PORTOの吉田氏は、DSP事業者としてCTVに期待してほしいポイントを明かした。「CTVの環境や、そこで流れる有益コンテンツをしっかり分析しつつ、評価していただくこと。それが大事なポイントになってくる。」CTVが広告主のマーケティング活動にもたらす影響などに、吉田氏はこうも話した。

「ブランド様にとって、マーケティングゴールがしっかりある中で、特定のポイントでのCTVの使用方法や、結果の指標をしっかり分析し、DSPから共有することが大事だと、我々としては考えている。」

CTVの将来

バイサイドとセルサイドのプロフェッショナルの皆様が、日本のCTV事情への期待を明かしました。

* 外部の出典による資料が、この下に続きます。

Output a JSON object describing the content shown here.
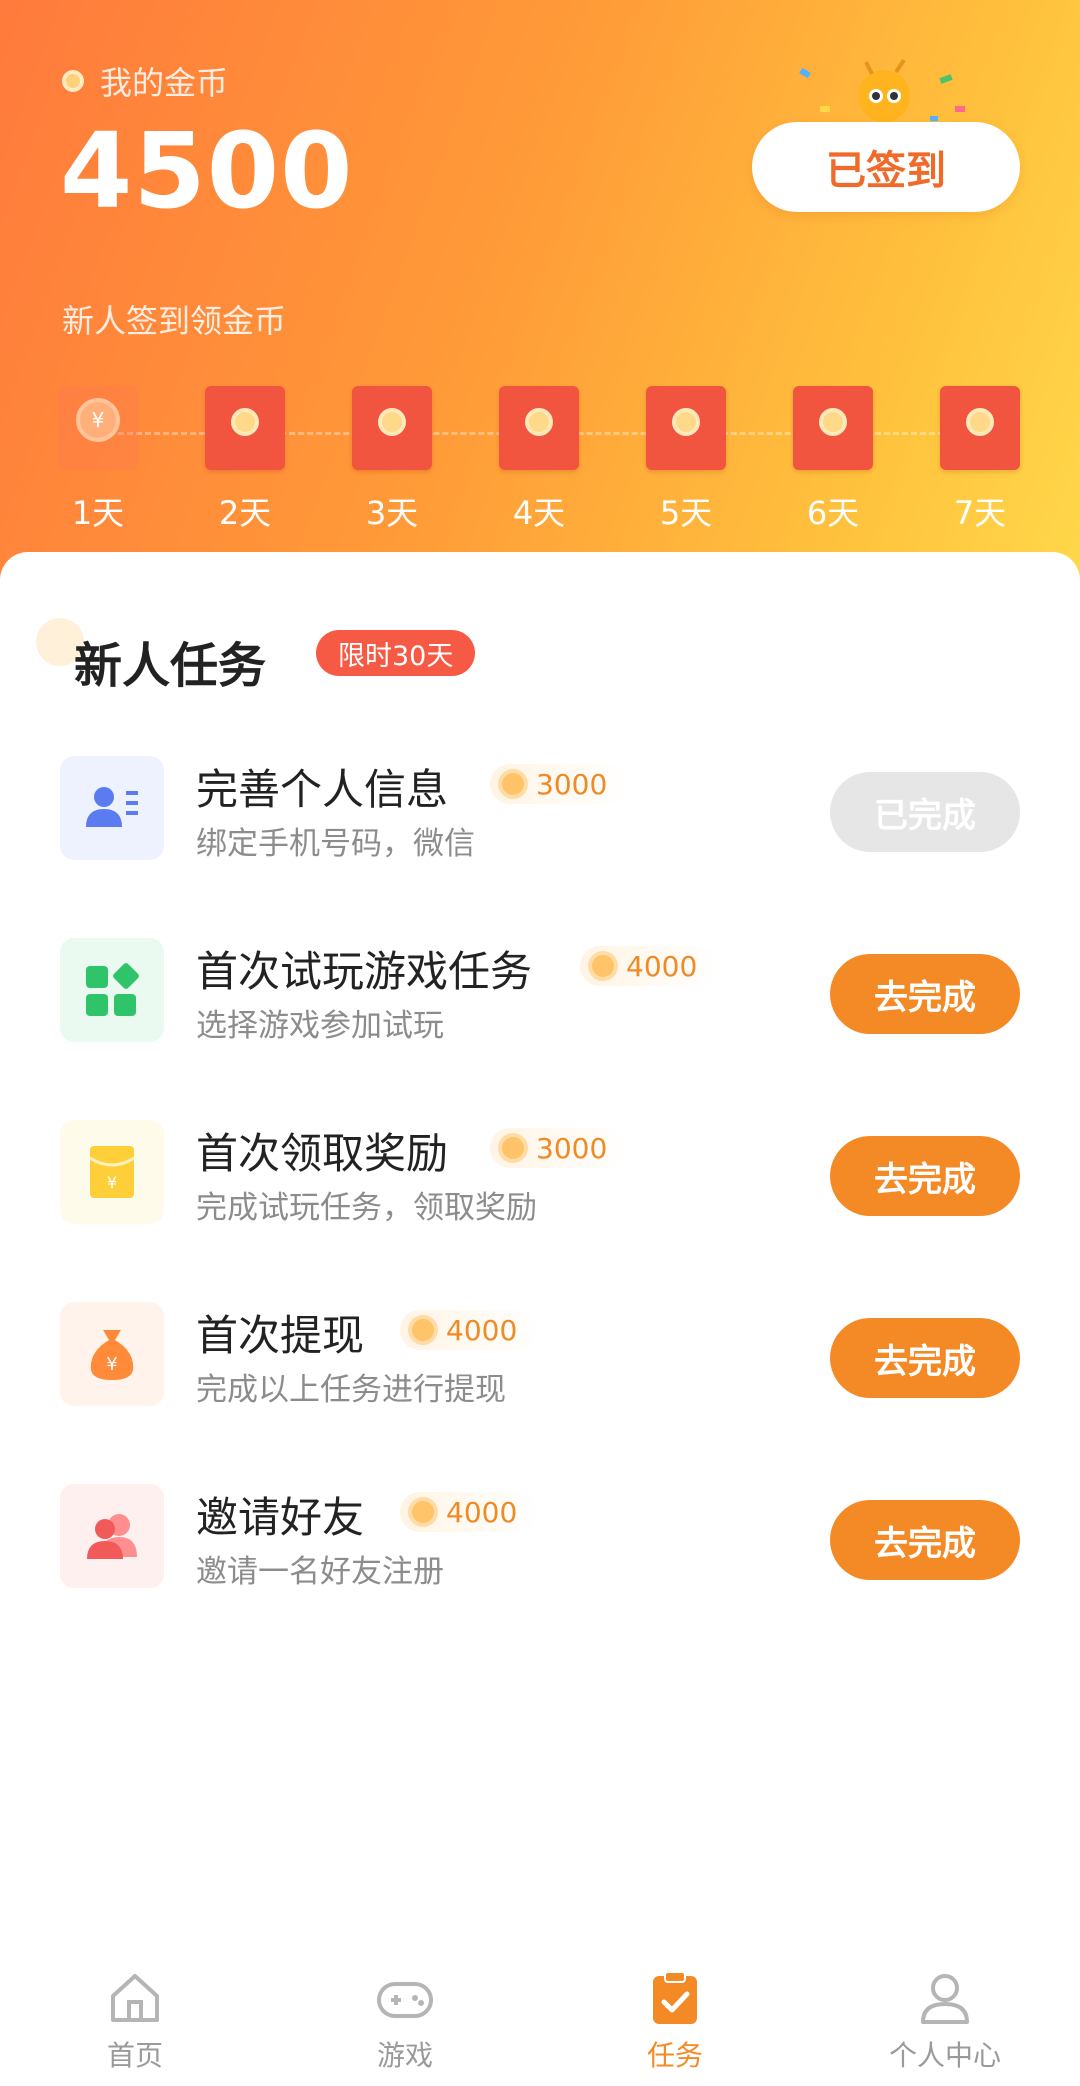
{
  "header": {
    "coin_label": "我的金币",
    "coin_value": "4500",
    "signed_button": "已签到",
    "checkin_title": "新人签到领金币",
    "days": [
      "1天",
      "2天",
      "3天",
      "4天",
      "5天",
      "6天",
      "7天"
    ],
    "done_day_symbol": "¥"
  },
  "section": {
    "title": "新人任务",
    "badge": "限时30天"
  },
  "tasks": [
    {
      "title": "完善个人信息",
      "reward": "3000",
      "desc": "绑定手机号码，微信",
      "button": "已完成",
      "icon": "user-card-icon",
      "done": true
    },
    {
      "title": "首次试玩游戏任务",
      "reward": "4000",
      "desc": "选择游戏参加试玩",
      "button": "去完成",
      "icon": "apps-icon",
      "done": false
    },
    {
      "title": "首次领取奖励",
      "reward": "3000",
      "desc": "完成试玩任务，领取奖励",
      "button": "去完成",
      "icon": "red-envelope-icon",
      "done": false
    },
    {
      "title": "首次提现",
      "reward": "4000",
      "desc": "完成以上任务进行提现",
      "button": "去完成",
      "icon": "money-bag-icon",
      "done": false
    },
    {
      "title": "邀请好友",
      "reward": "4000",
      "desc": "邀请一名好友注册",
      "button": "去完成",
      "icon": "friends-icon",
      "done": false
    }
  ],
  "tabbar": {
    "items": [
      {
        "label": "首页",
        "icon": "home-icon"
      },
      {
        "label": "游戏",
        "icon": "gamepad-icon"
      },
      {
        "label": "任务",
        "icon": "task-icon",
        "active": true
      },
      {
        "label": "个人中心",
        "icon": "person-icon"
      }
    ]
  },
  "colors": {
    "accent": "#f48a25",
    "header_start": "#ff7a3c",
    "header_end": "#ffd84a",
    "badge": "#f75a44",
    "envelope": "#f2553f"
  }
}
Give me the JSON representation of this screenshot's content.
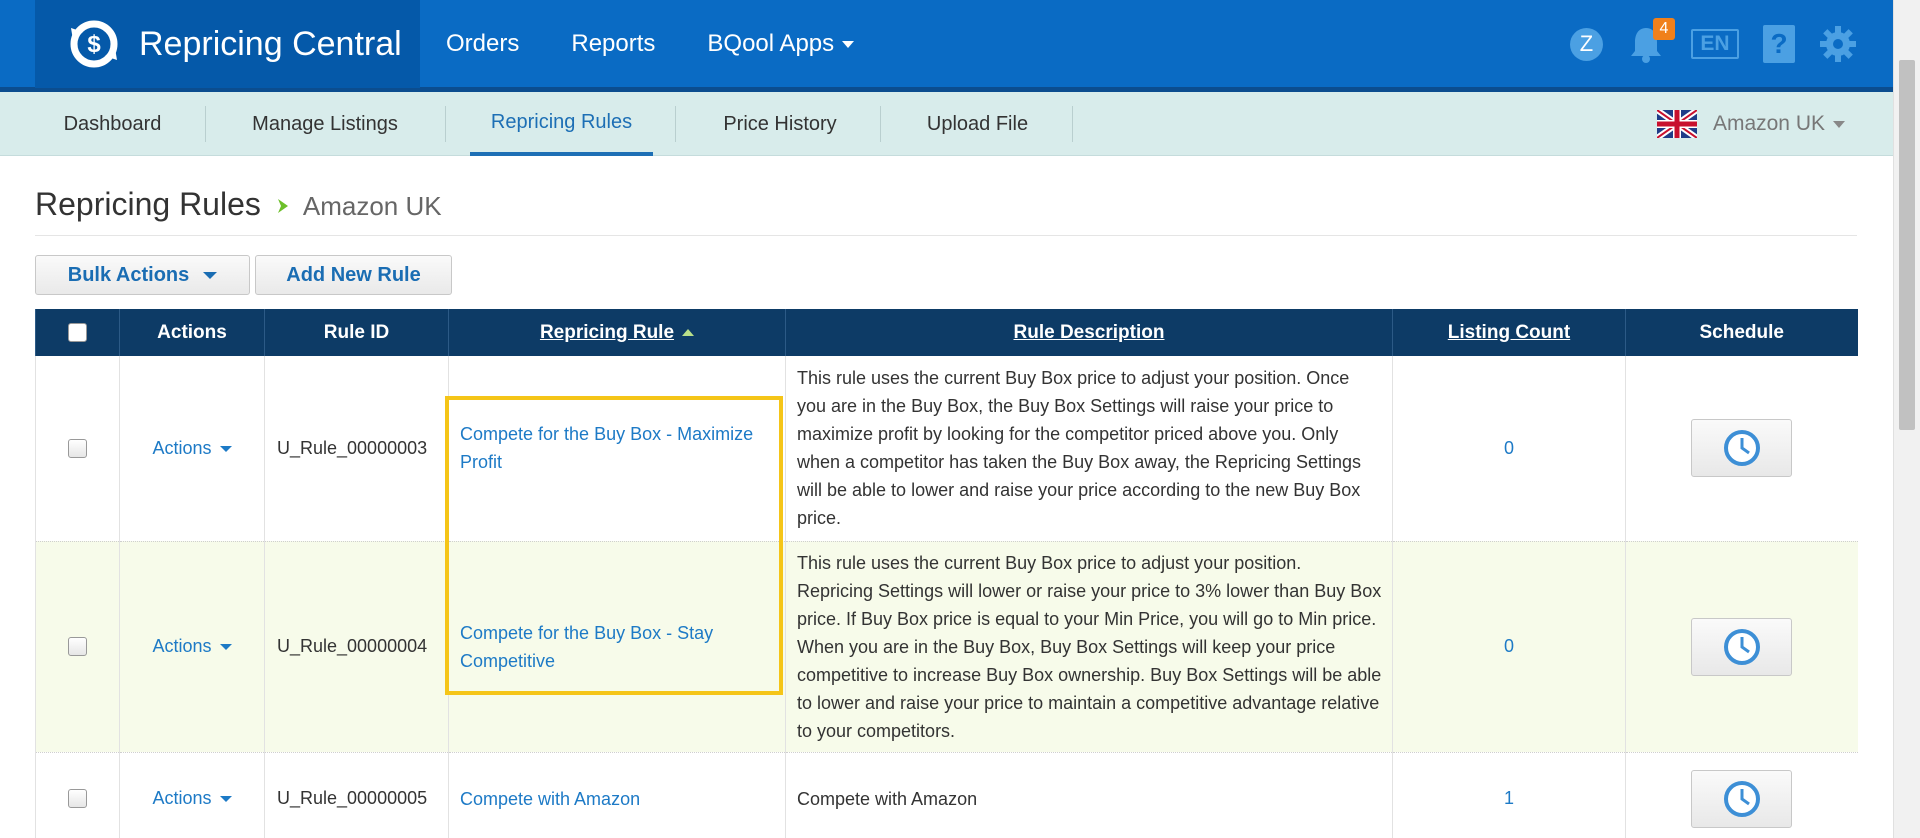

広告主にとっては、広告の測定に可用性と正確さが必要であるという点で一致した。

セルサイドのゲストとして参加したTBSの寺田氏は、TBSのCTVへの取り組みについて、「TBSの取り組みとして、海外のパブリッシャー向けに独占コンテンツの制作を行ったり、従来の放送局が作ってきた”TV向けのコンテンツ”を海外の方に配信し広めるといった努力をしている。」と話した。また、広告主に対して、CTV広告をフォーマットとして取り入れることを推奨していることについては、「広告を出稿して頂くことに価値を感じてもらわなければいけないので、他のデジタルメディアで当然のように計測できているクリック、コンバージョン、サーチリフト、ブランドリフトといった指標について、私たちも同じ土俵で計測できるということを目指すべきである。」と語った。

また、DAZNの平田氏は、同社のストリーミングプラットフォームにおけるCTV広告のユニークな位置づけに言及した。「日本ではライブストリーミングコンテンツでのProgrammatic買付での広告提供は未だだが、ヨーロッパなどでは一部開始している。日本でも近い将来提供を検討している。弊社ではJリーグやプロ野球など、コンテンツがはっきりしているメディアなので、コンテンツによってのファンの動き、ファンのエンゲージメントというものがすごく重要だなと感じる。」(平田氏)「つまり、年齢や性別といった属性に関係なく、同じ興味を持つ人たちが集まっている。このため、特定のタイプの視聴者を獲得することができ、コンテンツによってどの広告主様の広告を配置できるか、ということを考えることができる」。

マグナイトジャパン代表の原田は、セッションの最後に、日本におけるCTVの状況について次のように述べた。

「CTVのランドスケープは、視聴者が視聴環境をコントロールすることで、従来のテレビ体験とは変わってくる。従来のテレビより、ユーザーが自らコンテンツやデバイスを選んでいく世界となる。特にCTVはテレビと同じ画面で見れ、広告を体験できるというところで、その体験がすごく重要なものになると、我々は感じている。また、プログラマティックでターゲティングやレポーティングもよりできるようにはなってくるはずなので、この分野もすごく期待している。」